Ahogados como estamos en el debate sobre el cine histórico español merced al ladrillo de Alejandro Amenábar sobre el alzamiento de Franco y el Día de la Raza, qué bien sienta una película tan libre, divertida y retorcida como Ventajas de viajar en tren, ópera prima de Aritz Moreno tras su exitosa vida en el campo del corto: ¿Por qué te vas? (2010) y Cólera (2013), entre otros. La película, que adapta la novela homónima de Antonio Orejudo Utrilla, sigue tres historias cruzadas donde realidad y fantasía se disuelven en función del grado de locura del narrador. Un soldado destinado en Kosovo se enamora de una médico que vende su cuerpo para costear medicinas para su improvisado hospital. Una mujer llega a casa y descubre a su pareja jugando con heces. La misma pareja en un juego de dominación y sumisión que coquetea con la zoofilia. Un hombre-larva educado en reclusión trata de aplicar sus denegados conocimientos sobre el amor con una chica coja. Un basurero manco en Murcia es acusado de triturar gente en su camión de trabajo.

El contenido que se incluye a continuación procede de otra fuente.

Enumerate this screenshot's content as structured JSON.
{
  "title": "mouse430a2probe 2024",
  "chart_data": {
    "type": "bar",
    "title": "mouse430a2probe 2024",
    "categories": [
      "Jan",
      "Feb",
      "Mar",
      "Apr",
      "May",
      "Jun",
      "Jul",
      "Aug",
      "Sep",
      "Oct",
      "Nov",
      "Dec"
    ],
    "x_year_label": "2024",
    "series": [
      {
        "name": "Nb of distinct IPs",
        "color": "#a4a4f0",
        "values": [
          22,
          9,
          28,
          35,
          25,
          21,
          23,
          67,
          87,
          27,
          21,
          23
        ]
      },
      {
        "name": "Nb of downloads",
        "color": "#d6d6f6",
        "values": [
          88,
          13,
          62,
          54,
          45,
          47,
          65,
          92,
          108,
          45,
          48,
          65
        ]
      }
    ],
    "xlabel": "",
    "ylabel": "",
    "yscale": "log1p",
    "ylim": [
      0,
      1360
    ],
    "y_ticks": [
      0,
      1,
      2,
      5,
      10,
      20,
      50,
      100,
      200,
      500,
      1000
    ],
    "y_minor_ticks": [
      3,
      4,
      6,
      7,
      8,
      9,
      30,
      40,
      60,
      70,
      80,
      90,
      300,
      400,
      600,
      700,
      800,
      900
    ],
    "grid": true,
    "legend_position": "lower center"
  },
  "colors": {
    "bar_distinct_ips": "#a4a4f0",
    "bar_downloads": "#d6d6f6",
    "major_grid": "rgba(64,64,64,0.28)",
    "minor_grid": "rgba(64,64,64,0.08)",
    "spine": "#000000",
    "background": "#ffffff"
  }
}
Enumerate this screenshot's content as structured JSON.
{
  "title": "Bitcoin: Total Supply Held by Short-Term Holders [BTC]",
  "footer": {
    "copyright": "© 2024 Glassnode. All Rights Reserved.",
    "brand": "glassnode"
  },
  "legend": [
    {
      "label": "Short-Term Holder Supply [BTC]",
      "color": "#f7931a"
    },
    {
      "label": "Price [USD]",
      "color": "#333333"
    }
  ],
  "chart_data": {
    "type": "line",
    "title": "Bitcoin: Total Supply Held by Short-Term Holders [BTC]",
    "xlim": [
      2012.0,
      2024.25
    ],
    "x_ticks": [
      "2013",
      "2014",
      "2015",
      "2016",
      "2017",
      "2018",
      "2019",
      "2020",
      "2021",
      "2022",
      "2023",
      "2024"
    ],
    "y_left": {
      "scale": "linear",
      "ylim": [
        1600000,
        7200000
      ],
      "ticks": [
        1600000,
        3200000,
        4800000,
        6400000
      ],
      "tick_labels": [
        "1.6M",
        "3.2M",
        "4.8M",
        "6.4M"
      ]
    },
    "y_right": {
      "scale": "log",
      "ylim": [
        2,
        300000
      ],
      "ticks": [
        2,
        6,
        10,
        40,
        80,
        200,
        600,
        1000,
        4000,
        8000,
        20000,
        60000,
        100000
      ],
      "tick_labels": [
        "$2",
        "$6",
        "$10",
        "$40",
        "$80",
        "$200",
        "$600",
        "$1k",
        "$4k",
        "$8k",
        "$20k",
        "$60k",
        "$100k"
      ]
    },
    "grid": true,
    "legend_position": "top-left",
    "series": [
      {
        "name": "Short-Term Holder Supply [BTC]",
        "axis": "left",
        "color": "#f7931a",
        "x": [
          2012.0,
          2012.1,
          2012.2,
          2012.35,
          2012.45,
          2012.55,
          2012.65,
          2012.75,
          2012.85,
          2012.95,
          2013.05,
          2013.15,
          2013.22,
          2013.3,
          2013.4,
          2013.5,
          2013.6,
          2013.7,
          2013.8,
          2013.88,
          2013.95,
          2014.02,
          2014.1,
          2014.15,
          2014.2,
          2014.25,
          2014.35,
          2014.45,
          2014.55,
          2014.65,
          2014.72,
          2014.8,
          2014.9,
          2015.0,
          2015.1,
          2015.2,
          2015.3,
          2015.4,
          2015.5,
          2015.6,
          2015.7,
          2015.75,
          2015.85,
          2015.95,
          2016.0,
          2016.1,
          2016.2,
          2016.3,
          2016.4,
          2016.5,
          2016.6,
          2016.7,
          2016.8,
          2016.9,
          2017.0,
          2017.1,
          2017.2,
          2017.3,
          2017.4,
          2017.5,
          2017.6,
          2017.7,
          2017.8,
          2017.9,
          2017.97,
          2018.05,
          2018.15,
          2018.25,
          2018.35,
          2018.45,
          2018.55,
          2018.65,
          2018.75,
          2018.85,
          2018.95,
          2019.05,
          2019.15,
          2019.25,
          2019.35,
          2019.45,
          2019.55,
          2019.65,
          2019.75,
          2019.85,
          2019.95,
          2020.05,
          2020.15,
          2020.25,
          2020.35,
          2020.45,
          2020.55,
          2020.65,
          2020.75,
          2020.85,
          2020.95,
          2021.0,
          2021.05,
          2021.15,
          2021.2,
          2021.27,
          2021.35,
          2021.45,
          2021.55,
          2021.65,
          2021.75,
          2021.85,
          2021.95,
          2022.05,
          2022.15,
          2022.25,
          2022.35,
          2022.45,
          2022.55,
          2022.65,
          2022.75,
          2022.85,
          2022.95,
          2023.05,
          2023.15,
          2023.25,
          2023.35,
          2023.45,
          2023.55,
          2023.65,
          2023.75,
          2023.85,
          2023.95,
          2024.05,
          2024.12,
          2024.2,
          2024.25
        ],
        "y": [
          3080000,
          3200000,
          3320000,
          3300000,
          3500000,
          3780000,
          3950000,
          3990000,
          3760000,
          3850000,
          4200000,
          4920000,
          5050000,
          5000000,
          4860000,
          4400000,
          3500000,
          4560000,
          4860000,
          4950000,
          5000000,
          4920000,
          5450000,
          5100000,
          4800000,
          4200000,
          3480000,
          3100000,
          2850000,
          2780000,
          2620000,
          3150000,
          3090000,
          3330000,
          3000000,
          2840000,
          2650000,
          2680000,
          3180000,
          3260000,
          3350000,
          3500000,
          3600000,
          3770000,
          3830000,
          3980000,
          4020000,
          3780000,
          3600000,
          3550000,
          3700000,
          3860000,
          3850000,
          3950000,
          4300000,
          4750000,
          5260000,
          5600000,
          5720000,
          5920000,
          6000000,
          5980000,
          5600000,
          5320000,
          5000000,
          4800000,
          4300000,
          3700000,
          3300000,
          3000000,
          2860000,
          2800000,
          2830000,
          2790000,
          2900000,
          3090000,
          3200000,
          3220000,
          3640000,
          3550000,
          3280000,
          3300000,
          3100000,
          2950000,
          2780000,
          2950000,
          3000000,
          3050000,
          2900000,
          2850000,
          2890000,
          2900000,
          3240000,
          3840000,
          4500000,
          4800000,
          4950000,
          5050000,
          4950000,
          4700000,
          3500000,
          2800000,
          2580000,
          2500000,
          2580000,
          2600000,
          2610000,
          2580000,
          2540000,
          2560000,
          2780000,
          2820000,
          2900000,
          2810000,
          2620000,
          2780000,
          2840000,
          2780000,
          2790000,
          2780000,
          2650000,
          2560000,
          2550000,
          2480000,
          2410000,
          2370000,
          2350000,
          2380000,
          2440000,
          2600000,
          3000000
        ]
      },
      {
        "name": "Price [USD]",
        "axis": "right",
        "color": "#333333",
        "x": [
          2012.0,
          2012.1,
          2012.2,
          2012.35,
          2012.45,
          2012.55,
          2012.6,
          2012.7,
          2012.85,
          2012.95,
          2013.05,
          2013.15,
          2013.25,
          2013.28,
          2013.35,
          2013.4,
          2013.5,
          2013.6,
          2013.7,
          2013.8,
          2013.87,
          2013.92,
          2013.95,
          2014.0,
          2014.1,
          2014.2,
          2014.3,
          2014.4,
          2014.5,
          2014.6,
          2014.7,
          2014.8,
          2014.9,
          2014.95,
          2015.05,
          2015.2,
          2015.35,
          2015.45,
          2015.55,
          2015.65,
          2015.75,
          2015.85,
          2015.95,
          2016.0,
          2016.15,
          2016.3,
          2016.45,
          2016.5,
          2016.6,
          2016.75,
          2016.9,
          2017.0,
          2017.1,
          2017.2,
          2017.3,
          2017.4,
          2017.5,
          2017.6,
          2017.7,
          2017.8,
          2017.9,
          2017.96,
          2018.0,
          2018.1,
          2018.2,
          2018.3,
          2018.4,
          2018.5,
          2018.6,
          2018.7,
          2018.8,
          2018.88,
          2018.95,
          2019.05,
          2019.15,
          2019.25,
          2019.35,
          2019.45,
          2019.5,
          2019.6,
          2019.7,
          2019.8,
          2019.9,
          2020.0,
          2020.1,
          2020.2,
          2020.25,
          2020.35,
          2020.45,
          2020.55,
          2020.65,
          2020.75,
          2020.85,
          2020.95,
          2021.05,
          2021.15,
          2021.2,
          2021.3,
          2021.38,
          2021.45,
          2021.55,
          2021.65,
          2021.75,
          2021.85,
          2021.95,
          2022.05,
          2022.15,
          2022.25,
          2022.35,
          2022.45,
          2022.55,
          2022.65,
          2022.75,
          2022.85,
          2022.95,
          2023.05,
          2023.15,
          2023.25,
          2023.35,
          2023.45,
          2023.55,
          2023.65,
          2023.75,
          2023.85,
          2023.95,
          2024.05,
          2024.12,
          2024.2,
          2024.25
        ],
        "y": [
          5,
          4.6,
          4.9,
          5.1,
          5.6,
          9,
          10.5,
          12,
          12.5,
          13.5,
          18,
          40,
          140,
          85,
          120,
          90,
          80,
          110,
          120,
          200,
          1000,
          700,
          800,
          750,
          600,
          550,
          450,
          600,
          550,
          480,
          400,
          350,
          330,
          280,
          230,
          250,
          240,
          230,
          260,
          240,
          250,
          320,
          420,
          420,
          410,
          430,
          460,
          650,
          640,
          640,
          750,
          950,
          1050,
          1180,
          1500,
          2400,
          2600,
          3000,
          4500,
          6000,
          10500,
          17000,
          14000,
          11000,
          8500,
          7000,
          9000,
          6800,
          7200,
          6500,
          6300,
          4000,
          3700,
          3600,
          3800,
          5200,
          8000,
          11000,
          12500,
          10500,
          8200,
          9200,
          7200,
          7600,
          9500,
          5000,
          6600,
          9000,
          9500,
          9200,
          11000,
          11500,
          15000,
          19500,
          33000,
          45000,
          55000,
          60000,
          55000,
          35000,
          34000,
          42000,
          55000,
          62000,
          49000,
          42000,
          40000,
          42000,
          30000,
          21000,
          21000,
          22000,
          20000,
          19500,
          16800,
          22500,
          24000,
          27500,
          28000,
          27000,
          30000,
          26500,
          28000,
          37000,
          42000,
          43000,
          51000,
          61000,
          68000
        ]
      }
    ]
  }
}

Historias loquísimas, truculentas, imposibles, todas ellas abordadas con un humor oblicuo que podría conectar con Juan Cavestany o Julián Génisson, al servicio de un reparto que vuelve a probar la gran altura cómica del cine español: Ernesto Alterio, Quim Gutiérrez, Pilar Castro, Luis Tosar, Javier Botet, Javier Godino y Macarena García, intercambian juegos de roles en este cuenta-cuentos fascinante y perturbador a partes iguales. Primer madrugón (el pase fue a las 8.15h) que mereció la pena en Sitges 2019.
'Vivarium': un relato surrealista y pesadillesco
Estrenada en la pasada Semana de la Crítica del Festival de Cannes, Vivarium, también presente en competición oficial, es el segundo largometraje del realizador irlandés Lorcan Finnegan, tras Without Name (2016) -que no he visto-. Protagonizada por Jesse Eisenberg e Imogen Poots (una de las chicas de la banda punk de Green Room (2015)), sobre un relato del mismo Finnegan y Garret Shanley, Vivarium es un mind-fuck muy propio del festival: un relato surrealista y pesadillesco donde la realidad se disuelve en un sinsentido destinado a perturbar por igual a protagonistas y espectadores. Quizás parábola sobre la dificultad de comprar una primera casa, puede que una alegoría sobre el paso del noviazgo a formar una familia, la película de Finnegan plantea como una pareja acaba atrapada en una urbanización de casas adosadas -es como Arroyomolinos pero en verde- por el mero hecho de que, una vez dentro, ya no puedes salir. Su único contacto con el exterior serán una serie de cajas con útiles para supervivencia donde igual hay comida envasada como un bebé capaz de desarrollarse increíblemente rápido. A medida que el absurdo se instala en sus vidas el aburrimiento lo hace en el espectador. El niño que no para de crecer y ser un absoluto demonio para la familia, convierte Vivarium en algo de difícil visionado por pesado, gritón e insoportable. No dura mucho pero aún así uno se pierde por el camino. De tal forma que cuando parece que vaya a haber un final donde se dé algún tipo de explicaciones, cuando este llega, ya tanto da que da lo mismo. Menos mal que arreglamos el desaguisado por la tarde, donde nos dimos un baño de exploit con el clásico Los nuevos bárbaros (1983) de Enzo G. Castellari.